Joachim is a surface scientist and x-ray spectroscopist. Primarily, he makes use of synchrotron-based x-ray photoelectron and x-ray absorption spectroscopy, but he also uses other microscopy and spectroscopy techniques to study and characterise atomic and molecular structures and processes at hard and soft surfaces. An important focus is the development of methods and instruments for in situ and operando experiment at the MAX IV Laboratory. There, Joachim is the spokesperson of the HIPPIE beamline, and he is also involved in the SPECIES beamline.
- Patricia J. Kooyman, University of Cape Town, South Africa
Patricia is an expert in synthesis and characterisation of nanoparticles and their application in catalysis. In particular, she studies Fischer-Tropsch catalysis, reduction-oxidation catalysis, hydrocarbon processing, wax upgrading, hydrodesulphurisation, photocatalysis, electrocatalysis. She is a top specialist on operando high resolution transmission electron microscopy and in situ transmission electron microscopy.

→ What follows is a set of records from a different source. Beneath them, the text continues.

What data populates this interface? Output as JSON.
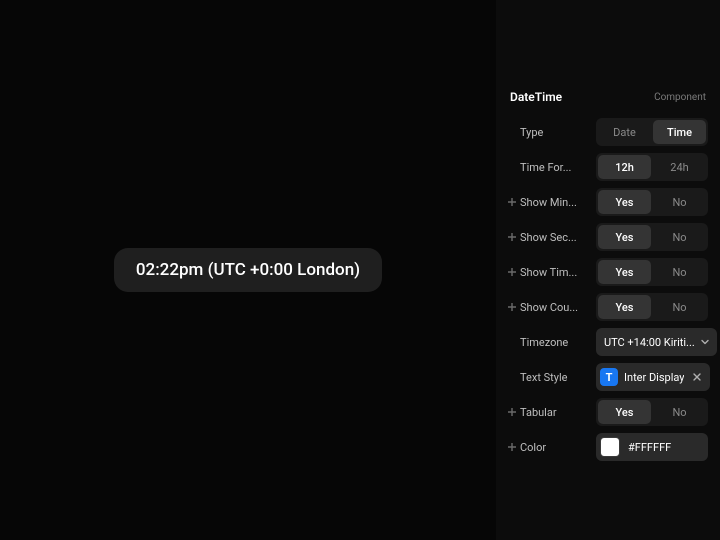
{
  "preview": {
    "text": "02:22pm (UTC +0:00 London)"
  },
  "panel": {
    "title": "DateTime",
    "subtitle": "Component"
  },
  "rows": {
    "type": {
      "label": "Type",
      "optA": "Date",
      "optB": "Time",
      "selected": "B"
    },
    "timeFormat": {
      "label": "Time For...",
      "optA": "12h",
      "optB": "24h",
      "selected": "A"
    },
    "showMinutes": {
      "label": "Show Min...",
      "optA": "Yes",
      "optB": "No",
      "selected": "A"
    },
    "showSeconds": {
      "label": "Show Sec...",
      "optA": "Yes",
      "optB": "No",
      "selected": "A"
    },
    "showTimezone": {
      "label": "Show Tim...",
      "optA": "Yes",
      "optB": "No",
      "selected": "A"
    },
    "showCountry": {
      "label": "Show Cou...",
      "optA": "Yes",
      "optB": "No",
      "selected": "A"
    },
    "timezone": {
      "label": "Timezone",
      "value": "UTC +14:00 Kiriti..."
    },
    "textStyle": {
      "label": "Text Style",
      "badge": "T",
      "value": "Inter Display"
    },
    "tabular": {
      "label": "Tabular",
      "optA": "Yes",
      "optB": "No",
      "selected": "A"
    },
    "color": {
      "label": "Color",
      "hex": "#FFFFFF",
      "swatch": "#FFFFFF"
    }
  }
}
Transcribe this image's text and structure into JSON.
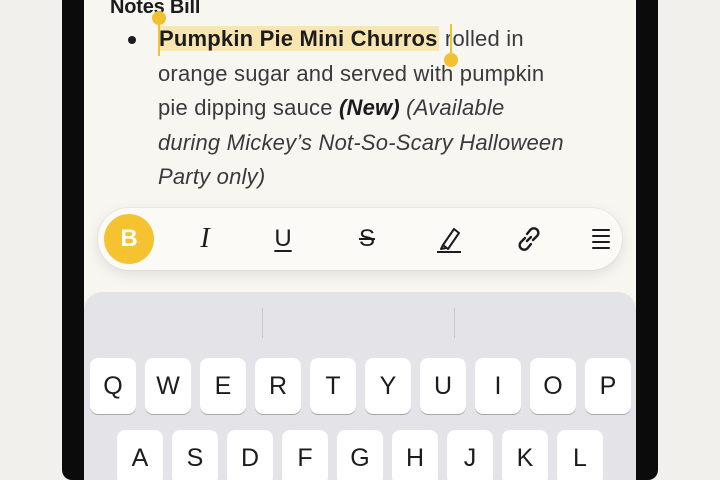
{
  "note": {
    "title": "Notes Bill",
    "selected_text": "Pumpkin Pie Mini Churros",
    "line1_rest": " rolled in",
    "line2": "orange sugar and served with pumpkin",
    "line3_a": "pie dipping sauce ",
    "new_tag": "(New)",
    "line3_b": " (Available",
    "line4": "during Mickey’s Not-So-Scary Halloween",
    "line5": "Party only)"
  },
  "format_bar": {
    "bold": "B",
    "italic": "I",
    "underline": "U",
    "strikethrough": "S",
    "icons": [
      "highlighter-icon",
      "link-icon",
      "list-icon"
    ]
  },
  "keyboard": {
    "row1": [
      "Q",
      "W",
      "E",
      "R",
      "T",
      "Y",
      "U",
      "I",
      "O",
      "P"
    ],
    "row2": [
      "A",
      "S",
      "D",
      "F",
      "G",
      "H",
      "J",
      "K",
      "L"
    ]
  },
  "colors": {
    "accent": "#f4c32f",
    "selection": "#f7e6b0"
  }
}
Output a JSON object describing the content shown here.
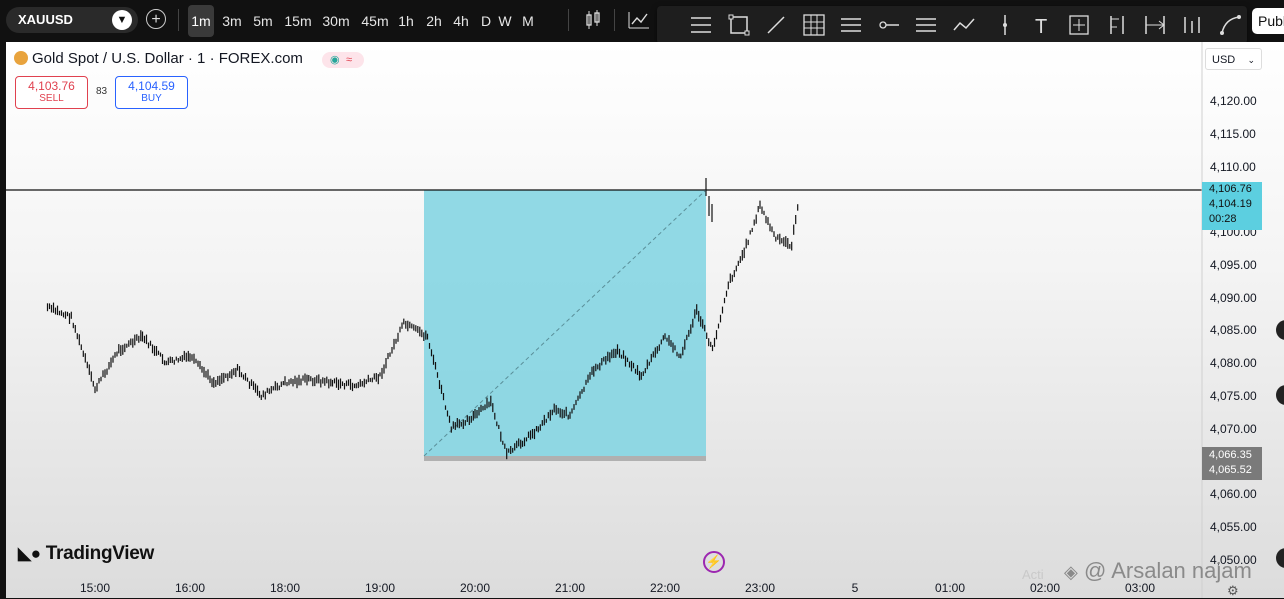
{
  "toolbar": {
    "symbol": "XAUUSD",
    "timeframes": [
      {
        "label": "1m",
        "active": true
      },
      {
        "label": "3m",
        "active": false
      },
      {
        "label": "5m",
        "active": false
      },
      {
        "label": "15m",
        "active": false
      },
      {
        "label": "30m",
        "active": false
      },
      {
        "label": "45m",
        "active": false
      },
      {
        "label": "1h",
        "active": false
      },
      {
        "label": "2h",
        "active": false
      },
      {
        "label": "4h",
        "active": false
      },
      {
        "label": "D",
        "active": false
      },
      {
        "label": "W",
        "active": false
      },
      {
        "label": "M",
        "active": false
      }
    ],
    "publish_label": "Publish"
  },
  "drawing_tools": [
    "fib-retracement-icon",
    "rectangle-icon",
    "trend-line-icon",
    "grid-icon",
    "long-position-icon",
    "horizontal-ray-icon",
    "parallel-channel-icon",
    "path-icon",
    "vertical-line-icon",
    "text-icon",
    "measure-icon",
    "pitchfork-icon",
    "date-range-icon",
    "bars-pattern-icon",
    "curve-icon"
  ],
  "chart": {
    "title": "Gold Spot / U.S. Dollar · 1 · FOREX.com",
    "sell": {
      "price": "4,103.76",
      "label": "SELL"
    },
    "buy": {
      "price": "4,104.59",
      "label": "BUY"
    },
    "spread": "83",
    "currency": "USD",
    "price_tag": {
      "line1": "4,106.76",
      "line2": "4,104.19",
      "line3": "00:28"
    },
    "range_tag": {
      "high": "4,066.35",
      "low": "4,065.52"
    },
    "branding": "TradingView",
    "watermark": "@ Arsalan najam",
    "activate_text": "Acti",
    "colors": {
      "accent": "#7fd3e2",
      "sell": "#e0414f",
      "buy": "#2962ff",
      "tag": "#5ccfe0"
    }
  },
  "chart_data": {
    "type": "line",
    "y_ticks": [
      "4,120.00",
      "4,115.00",
      "4,110.00",
      "4,105.00",
      "4,100.00",
      "4,095.00",
      "4,090.00",
      "4,085.00",
      "4,080.00",
      "4,075.00",
      "4,070.00",
      "4,065.00",
      "4,060.00",
      "4,055.00",
      "4,050.00"
    ],
    "x_ticks": [
      "15:00",
      "16:00",
      "18:00",
      "19:00",
      "20:00",
      "21:00",
      "22:00",
      "23:00",
      "5",
      "01:00",
      "02:00",
      "03:00"
    ],
    "ylim": [
      4050,
      4120
    ],
    "grid": false,
    "horizontal_line": 4106.76,
    "series": [
      {
        "x": [
          "14:30",
          "14:45",
          "15:00",
          "15:15",
          "15:30",
          "15:45",
          "16:00",
          "16:15",
          "16:30",
          "16:45",
          "17:00",
          "17:15",
          "17:30",
          "17:45",
          "18:00",
          "18:15",
          "18:30",
          "18:45",
          "19:00",
          "19:10",
          "19:20",
          "19:30",
          "19:40",
          "19:50",
          "20:00",
          "20:15",
          "20:30",
          "20:45",
          "21:00",
          "21:10",
          "21:20",
          "21:30",
          "21:40",
          "21:50",
          "22:00",
          "22:10",
          "22:20",
          "22:25"
        ],
        "values": [
          4088.5,
          4087,
          4076,
          4082,
          4084,
          4080,
          4081,
          4077,
          4079,
          4075,
          4077,
          4077.5,
          4077,
          4076.5,
          4078,
          4086,
          4084,
          4070,
          4072,
          4074,
          4066,
          4068,
          4070,
          4073,
          4072,
          4079,
          4082,
          4078,
          4084,
          4081,
          4088,
          4082,
          4092,
          4097,
          4104,
          4099,
          4098,
          4106
        ]
      }
    ]
  }
}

- María Verónica Ganduglia-Pirovano, Institute of Catalysis and Petrochemistry-CSIC, Madrid, Spain
Verónica is a Researcher of the Spanish National Research Council (CSIC) working at the Institute of Catalysis and Petrochemistry in Madrid. The goal of her research is to understand at the molecular level -by means of modeling and DFT-based calculations– the nature of the active sites at the surfaces of a solid catalyst as well as the elementary steps of chemical reactions that take place on these surfaces. She has recently investigated reducible oxide-supported non-noble metal nanoparticles for a variety of reactions such as water-gas shift, methane dry reforming, and the direct synthesis of methanol. Synergy between theory and experiment plays a central role in her work.
- Karsten Reuter, Department of Physics, Technical University Munich, Germany
Karsten holds the Chair of Theoretical Chemistry at the Technische Universität München (TUM) and is affiliated to the TUM Catalysis Research Center. His research interests center on a quantitative multiscale modeling of materials properties and functions, in particular on linking predictive-quality quantum-mechanical electronic structure calculations with more coarse-grained statistical and continuum approaches.
- Hilde J. Venvik, Department of Chemical Engineering, Norwegian University of Science and Technology, Norway
Hilde has diverse interests in catalysis, including: catalysts for conversion of natural gas and biomass to fuels and chemicals (synthesis gas production, steam reforming, catalytic partial oxidation, oxidative steam reforming and gasification, conversion of synthesis gas to methanol, dimethyl ether and Fischer-Tropsch products, water-gas shift reaction); New reactor concepts for catalytic conversion; Catalytic phenomena important to metal dusting corrosion. Hilde is combining several surface science techniques (scanning probe techniques, surface spectroscopy and electron diffraction and electron microscopy) and theoretical (microkinetic modelling, density functional theory) approaches to study adsorption phenomena on cobalt, palladium, involving CO, H2, CO2, O2, H2O, CH3OH, C2H4, H2S, and more. Hilde is a director of the center for Industrial Catalysis, Science and Innovation (iCSI).
- Carlo Lamberti, Department of Physics, University of Turin, Italy
Carlo Lamberti is an associate professor in Physical Chemistry at the Turin University of (2006). His research activities focus on space and time resolved structural and electronic characterization of materials (in general and catalysts in particular) under operation condition by synchronous radiation techniques supported by quantum mechanical simulations. He is the Italian coordinator of the European Master in Materials Sciences program MaMaSELF. Moreover Carlo is the PI of the Mega-grant of the Russian Federation Government to support scientific research at Southern Federal University, and a Scientific Director of the “Smart Materials” Institute in Rostov-on-Don, Russia.